The UI message shown in #227466 (comment 376392325) is displayed when @character_error is set. This variable is set if ContainerRegistry::Path::InvalidRegistryPathError. This error is only thrown if a container repository path is not valid.
From my understanding, we have two cases:
Can't connect to the registry because the path is invalid. That's the case by the @character_error.
Can't connect to the registry because of a network issue. This case is not currently handled as far as I know.
can we update the API response for the registry?
@trizzi From the above, we want the same error message for both cases. We will need to update the frontend and the api to handle these.
@10io@trizzi I think if we want to handle registry network errors which are not path errors we would need a new backend flag to show this, currently if the path is correct but the registry is unreachable we immediately get a 500 and are not even able to reach the frontend
The backend has to handle the network errors. The most straightforward way to do this is to create a new error class and let the rails controller catch it and then, it can present this in whatever form to the frontend.
@10io if we can catch this at the controller level, adding a new data attribute in the view file(s) - project and group - would be the best solution frontend wise.

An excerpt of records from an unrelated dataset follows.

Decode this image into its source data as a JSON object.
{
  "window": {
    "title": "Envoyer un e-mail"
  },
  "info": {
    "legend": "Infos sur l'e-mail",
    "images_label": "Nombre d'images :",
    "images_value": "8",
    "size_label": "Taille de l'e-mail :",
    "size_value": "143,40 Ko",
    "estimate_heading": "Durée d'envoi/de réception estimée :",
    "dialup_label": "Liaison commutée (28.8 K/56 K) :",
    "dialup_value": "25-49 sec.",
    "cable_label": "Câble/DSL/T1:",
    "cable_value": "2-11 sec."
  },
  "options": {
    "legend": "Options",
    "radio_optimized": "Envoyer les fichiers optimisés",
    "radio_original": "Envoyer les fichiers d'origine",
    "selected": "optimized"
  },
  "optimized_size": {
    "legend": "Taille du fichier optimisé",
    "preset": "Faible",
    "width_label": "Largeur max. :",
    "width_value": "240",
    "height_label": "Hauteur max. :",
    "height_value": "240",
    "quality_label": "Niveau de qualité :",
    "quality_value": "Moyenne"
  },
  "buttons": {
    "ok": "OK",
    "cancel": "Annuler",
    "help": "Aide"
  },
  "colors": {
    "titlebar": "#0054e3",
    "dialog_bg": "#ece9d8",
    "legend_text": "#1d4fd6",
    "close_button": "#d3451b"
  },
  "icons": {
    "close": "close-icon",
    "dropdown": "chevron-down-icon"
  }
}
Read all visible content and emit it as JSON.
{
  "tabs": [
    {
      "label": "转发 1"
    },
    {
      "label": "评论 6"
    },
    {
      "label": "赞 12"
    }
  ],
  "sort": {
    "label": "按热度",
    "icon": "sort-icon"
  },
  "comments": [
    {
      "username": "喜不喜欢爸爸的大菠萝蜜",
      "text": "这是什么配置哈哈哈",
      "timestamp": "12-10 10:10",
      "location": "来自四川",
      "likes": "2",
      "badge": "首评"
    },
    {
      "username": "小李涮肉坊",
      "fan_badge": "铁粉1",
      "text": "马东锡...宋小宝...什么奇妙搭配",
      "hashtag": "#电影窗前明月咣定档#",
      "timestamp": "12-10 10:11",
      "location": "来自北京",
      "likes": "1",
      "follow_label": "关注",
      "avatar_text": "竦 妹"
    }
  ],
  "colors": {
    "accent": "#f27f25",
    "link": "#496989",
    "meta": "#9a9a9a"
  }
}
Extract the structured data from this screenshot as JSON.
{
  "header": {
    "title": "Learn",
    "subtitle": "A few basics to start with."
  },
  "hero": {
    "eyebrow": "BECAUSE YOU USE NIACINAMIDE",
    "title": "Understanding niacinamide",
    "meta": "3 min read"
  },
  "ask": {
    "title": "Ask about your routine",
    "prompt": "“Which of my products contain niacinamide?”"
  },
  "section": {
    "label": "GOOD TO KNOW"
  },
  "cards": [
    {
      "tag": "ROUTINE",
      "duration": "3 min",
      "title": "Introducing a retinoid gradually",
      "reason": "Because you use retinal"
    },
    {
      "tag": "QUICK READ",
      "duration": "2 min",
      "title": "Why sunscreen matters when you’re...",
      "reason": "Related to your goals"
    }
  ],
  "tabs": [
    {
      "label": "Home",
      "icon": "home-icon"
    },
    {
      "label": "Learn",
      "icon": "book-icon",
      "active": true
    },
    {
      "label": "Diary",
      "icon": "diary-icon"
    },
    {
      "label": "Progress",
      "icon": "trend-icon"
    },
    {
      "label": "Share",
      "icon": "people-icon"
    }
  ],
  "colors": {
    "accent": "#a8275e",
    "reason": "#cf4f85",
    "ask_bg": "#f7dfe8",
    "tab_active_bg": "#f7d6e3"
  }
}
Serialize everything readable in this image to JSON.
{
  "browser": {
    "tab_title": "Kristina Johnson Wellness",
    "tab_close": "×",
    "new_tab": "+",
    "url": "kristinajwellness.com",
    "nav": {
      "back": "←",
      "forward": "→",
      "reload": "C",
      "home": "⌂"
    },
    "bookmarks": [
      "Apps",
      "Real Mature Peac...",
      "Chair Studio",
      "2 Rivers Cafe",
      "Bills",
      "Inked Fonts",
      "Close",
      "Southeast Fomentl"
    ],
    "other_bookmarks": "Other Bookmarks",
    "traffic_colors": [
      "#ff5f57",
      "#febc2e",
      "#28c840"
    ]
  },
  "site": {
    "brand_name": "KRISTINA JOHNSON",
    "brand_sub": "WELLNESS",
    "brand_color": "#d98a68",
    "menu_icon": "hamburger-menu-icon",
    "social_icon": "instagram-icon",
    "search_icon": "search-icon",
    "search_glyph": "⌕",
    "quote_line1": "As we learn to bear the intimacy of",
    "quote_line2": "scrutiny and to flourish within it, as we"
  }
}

Marin Jankovskichanged title from During Container Registry outage, the UI of GitLab shows incorrect information to When Container Registry is unavailable, the UI of GitLab shows incorrect information
changed title from During Container Registry outage, the UI of GitLab shows incorrect information to When Container Registry is unavailable, the UI of GitLab shows incorrect information
Update: Unfortunately we won't be able to get to this in 13.8. I'm going to move this to the backlog for now, but will try and schedule in subsequent milestones.
@jhampton This issue is on the infradev board. Please work with your PM to get it scheduled for a milestone. Here is the process documentation for reference.
Update: Unfortunately, we will not have the capacity to work on this in 13.11. Based on a recent rebalancing of our roadmap, this will likely need to wait a few months. Moving to 14.3.